Falleció por un garrotazo en la frente que le propinó su propia madre:
Lucrecia Rodríguez, de 72 años.
La propiedad está ubicada en la vereda La Balsa, a cinco minutos del municipio
de Chía (Cundinamarca).
Camilo Rodríguez, hijo de María Patricia, le dijo a ECO NOTICIAS que "esto
no se lo deseo a nadie. Fue un acto de intolerancia". El joven grabó el
momento exacto en que su abuela saca un garrote y le propina un fuerte golpe en
la frente a su mamá. Minutos antes del ataque las dos habían sostenido una
fuerte discusión.
"Usted no tiene nada que hacer aquí", le dijo Lucrecia a
Patricia. Ella le respondió: "Vengo por lo mío".
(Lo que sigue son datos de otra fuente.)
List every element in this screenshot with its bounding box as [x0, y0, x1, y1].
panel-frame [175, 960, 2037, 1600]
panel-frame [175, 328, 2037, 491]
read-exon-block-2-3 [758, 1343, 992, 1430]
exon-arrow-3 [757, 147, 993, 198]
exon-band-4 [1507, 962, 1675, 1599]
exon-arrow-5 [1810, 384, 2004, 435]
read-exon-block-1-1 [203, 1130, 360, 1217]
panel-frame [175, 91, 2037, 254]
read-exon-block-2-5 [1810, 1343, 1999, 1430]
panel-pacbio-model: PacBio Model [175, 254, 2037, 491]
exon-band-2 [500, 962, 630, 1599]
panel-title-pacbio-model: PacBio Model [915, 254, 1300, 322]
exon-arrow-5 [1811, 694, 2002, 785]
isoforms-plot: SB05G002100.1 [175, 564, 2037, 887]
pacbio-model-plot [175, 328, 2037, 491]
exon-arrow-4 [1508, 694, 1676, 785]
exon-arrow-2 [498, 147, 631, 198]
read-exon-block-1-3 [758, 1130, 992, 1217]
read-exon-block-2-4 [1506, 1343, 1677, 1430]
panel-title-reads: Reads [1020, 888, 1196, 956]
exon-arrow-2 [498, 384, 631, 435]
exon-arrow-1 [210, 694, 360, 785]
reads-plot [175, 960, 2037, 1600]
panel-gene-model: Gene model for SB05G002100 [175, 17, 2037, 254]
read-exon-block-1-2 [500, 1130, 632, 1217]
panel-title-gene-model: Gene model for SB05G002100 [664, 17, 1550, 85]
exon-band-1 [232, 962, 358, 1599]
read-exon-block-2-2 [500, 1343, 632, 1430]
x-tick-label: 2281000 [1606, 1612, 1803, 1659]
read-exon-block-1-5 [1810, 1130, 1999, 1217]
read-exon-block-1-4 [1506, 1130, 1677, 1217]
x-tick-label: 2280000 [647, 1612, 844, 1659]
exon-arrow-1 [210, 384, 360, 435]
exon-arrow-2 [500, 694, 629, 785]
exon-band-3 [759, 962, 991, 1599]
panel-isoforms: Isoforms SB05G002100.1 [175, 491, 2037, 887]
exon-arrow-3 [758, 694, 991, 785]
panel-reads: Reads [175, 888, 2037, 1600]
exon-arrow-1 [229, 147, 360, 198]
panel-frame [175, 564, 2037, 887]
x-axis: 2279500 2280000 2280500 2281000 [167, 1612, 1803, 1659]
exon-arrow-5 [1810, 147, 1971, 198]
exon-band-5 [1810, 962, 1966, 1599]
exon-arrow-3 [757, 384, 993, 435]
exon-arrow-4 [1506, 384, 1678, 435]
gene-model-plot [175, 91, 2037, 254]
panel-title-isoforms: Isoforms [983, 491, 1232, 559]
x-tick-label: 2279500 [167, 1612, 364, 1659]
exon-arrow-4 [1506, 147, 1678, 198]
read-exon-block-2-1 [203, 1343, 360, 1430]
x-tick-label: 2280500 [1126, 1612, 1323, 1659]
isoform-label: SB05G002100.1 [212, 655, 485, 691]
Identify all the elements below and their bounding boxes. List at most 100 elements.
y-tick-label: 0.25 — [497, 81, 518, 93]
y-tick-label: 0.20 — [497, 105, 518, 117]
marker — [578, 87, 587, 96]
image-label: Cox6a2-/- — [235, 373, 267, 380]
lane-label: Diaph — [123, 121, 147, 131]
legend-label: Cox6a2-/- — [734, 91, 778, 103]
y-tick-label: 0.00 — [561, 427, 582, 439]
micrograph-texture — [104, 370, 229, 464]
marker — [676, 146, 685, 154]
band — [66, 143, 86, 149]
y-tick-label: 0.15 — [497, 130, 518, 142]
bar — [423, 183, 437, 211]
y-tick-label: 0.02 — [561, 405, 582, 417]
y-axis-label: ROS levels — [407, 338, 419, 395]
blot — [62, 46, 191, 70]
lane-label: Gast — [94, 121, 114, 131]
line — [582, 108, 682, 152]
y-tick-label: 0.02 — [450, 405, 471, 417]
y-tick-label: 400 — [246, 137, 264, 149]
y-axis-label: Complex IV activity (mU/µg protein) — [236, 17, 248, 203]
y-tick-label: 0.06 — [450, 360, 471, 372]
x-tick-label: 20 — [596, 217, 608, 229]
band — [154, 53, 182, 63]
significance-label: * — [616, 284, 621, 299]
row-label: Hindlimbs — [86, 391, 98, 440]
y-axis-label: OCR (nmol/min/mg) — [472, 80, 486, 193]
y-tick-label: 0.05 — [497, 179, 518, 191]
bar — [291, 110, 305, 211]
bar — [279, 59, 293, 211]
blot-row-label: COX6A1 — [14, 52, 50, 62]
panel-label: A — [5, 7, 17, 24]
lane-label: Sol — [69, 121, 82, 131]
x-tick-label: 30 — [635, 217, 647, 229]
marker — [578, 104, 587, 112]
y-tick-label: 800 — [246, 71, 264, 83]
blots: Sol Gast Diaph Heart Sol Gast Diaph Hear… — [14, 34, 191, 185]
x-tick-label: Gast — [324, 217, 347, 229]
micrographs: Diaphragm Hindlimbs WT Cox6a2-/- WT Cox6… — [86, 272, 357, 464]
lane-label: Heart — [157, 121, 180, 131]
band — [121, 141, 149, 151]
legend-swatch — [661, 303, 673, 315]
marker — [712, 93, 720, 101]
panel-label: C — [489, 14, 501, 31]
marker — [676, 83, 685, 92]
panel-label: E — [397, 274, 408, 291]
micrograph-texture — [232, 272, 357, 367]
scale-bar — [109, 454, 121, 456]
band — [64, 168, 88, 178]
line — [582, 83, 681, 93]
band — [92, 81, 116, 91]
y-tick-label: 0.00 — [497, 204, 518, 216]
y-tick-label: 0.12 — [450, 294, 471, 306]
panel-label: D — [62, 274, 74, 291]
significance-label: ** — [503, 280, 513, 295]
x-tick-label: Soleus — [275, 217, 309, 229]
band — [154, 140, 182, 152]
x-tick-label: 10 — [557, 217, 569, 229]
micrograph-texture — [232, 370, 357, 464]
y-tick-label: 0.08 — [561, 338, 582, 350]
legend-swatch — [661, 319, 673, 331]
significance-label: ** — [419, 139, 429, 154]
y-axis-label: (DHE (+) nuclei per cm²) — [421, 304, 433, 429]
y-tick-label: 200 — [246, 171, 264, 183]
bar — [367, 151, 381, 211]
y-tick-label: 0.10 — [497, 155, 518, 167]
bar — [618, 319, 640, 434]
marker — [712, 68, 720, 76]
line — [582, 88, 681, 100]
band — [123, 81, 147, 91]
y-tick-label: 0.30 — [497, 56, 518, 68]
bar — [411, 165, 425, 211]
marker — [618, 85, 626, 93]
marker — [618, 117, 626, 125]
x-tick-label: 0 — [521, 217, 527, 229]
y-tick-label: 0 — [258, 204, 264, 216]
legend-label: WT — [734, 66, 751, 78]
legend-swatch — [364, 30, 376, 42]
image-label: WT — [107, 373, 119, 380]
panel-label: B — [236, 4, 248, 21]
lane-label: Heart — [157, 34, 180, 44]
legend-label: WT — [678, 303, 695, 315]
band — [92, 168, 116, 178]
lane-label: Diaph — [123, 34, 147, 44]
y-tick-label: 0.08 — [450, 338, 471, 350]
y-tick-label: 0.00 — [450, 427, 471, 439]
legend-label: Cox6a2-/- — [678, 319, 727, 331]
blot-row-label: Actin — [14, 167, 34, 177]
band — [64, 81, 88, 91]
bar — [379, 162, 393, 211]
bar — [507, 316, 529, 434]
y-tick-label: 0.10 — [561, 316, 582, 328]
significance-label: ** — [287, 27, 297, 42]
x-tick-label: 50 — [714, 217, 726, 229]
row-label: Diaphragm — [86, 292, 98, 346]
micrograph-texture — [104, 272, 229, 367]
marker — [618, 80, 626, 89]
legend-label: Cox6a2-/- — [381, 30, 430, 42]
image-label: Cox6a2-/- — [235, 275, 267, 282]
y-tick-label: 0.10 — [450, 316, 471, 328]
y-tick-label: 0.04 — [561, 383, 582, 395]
Patricia quedó tirada en el suelo con una herida en la frente. Entre su esposo
y su hijo fue llevada de inmediato al Hospital San Antonio de Chía, donde
falleció finalmente.
La relación entre madre e hija no era la mejor. Camilo aseguró que su abuela
Lucrecia era dueña de una personalidad muy difícil y que quería que todos sus hijos
hicieran lo que a ella se le antojara. "Con mi mamá no pudo. Ella era muy
echada para adelante. Desde hace mucho tiempo no se hablaban. Se volvieron a
ver por la herencia".
Una jueza de Zipaquirá dictó medida de aseguramiento contra Lucrecia Rodríguez
y la envió a la Cárcel El Buen Pastor, de Bogotá. La señora perdió el sentido
en el juzgado y tuvo que ser llevada a centro hospitalario cercano.